If I was going to dine there, it was now or never. For many people, it’s never. My co-conspirator, Lauren Saria — a proud, digital-native millennial — has little interest in dining at Café Jacqueline. Despite being included in the Michelin guide, the restaurant has no website, no Instagram, no page on OpenTable. The only way to make a reservation is to call the landline, leave a message (since it’s rarely answered), wait for a return call, and then — if you’re lucky — speak to a human being. Since the pandemic, the last seating is at 7:30 p.m. This is just too much old-world inefficiency for Lauren, and surely others.
Fortunately, my friend Glenda, who’s been dining annually at Café Jacqueline for 25 years, suggested we just show up at 5:30 p.m. on a Tuesday and hope for the best. It worked. (Another friend who’s also never been, recently tried the calling method but reported that Café Jacqueline’s voicemail was full.)

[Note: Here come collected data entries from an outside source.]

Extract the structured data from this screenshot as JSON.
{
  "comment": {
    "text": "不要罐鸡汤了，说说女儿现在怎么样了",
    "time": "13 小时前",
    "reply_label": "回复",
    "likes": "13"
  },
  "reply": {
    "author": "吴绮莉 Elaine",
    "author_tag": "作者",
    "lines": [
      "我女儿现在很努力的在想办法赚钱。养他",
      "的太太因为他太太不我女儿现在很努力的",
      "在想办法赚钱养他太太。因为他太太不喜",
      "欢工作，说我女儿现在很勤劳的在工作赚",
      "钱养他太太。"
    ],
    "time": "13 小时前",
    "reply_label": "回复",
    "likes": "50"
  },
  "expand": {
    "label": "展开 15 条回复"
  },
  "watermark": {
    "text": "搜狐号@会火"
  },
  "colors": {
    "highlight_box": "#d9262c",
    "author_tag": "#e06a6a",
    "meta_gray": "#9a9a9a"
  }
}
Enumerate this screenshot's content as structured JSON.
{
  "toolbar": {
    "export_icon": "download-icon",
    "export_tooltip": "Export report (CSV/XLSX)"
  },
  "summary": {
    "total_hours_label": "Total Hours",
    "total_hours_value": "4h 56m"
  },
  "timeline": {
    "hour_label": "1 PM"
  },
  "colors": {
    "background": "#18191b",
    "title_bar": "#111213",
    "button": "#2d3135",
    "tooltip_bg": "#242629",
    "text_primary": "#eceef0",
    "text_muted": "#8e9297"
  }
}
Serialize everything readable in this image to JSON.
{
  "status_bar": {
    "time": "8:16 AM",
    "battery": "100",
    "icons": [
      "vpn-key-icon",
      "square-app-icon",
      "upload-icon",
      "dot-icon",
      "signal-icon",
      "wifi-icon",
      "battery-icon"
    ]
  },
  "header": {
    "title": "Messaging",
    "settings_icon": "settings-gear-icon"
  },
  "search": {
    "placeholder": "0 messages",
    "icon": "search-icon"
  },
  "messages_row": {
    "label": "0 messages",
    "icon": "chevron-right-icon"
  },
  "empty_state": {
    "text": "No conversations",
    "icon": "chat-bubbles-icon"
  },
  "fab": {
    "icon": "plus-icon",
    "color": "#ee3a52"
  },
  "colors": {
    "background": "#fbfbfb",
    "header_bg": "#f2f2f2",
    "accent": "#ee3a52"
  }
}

Whether dining here is an act of resistance on the part of the diner — or a resistant act on the part of Margulis and her loyal, no-nonsense server Matthew Weimer, who’s been there for 30 years — is a fair question. Margulis has rarely allowed interviews (I tried). But I discovered this lovely mini documentary (opens in new tab) about Café Jacqueline where Weimer says, “We try to make the same shift every time. That’s our life. Even though it’s just dinner, it’s what we do.” It reminds me of the Japanese philosophy of kodawari: the belief that doing one thing, perfectly, is enough.
And while, yes, Margulis’ souffles are indeed flawless — and the French onion soup perfect — dining at Cafe Jacqueline made me realize that the lofty mix of egg whites, Gruyere, and bechamel held up only by a puff of steam isn’t the point. Waiting for it to arrive is.
So, go now. The minute Margulis retires and the doors close, there won’t be another place like it, one that forces us to take a step back in time, out of the age of 90-minute table limits and QR codes. A time when ChatGPT could have written a shockingly passable version of this story in two seconds flat.
An evening at Café Jacqueline is a wonderful excuse to sit still, with a friend or lover, at a white-clothed table topped with a single yellow rose — and reacquaint yourself with the art of lingering.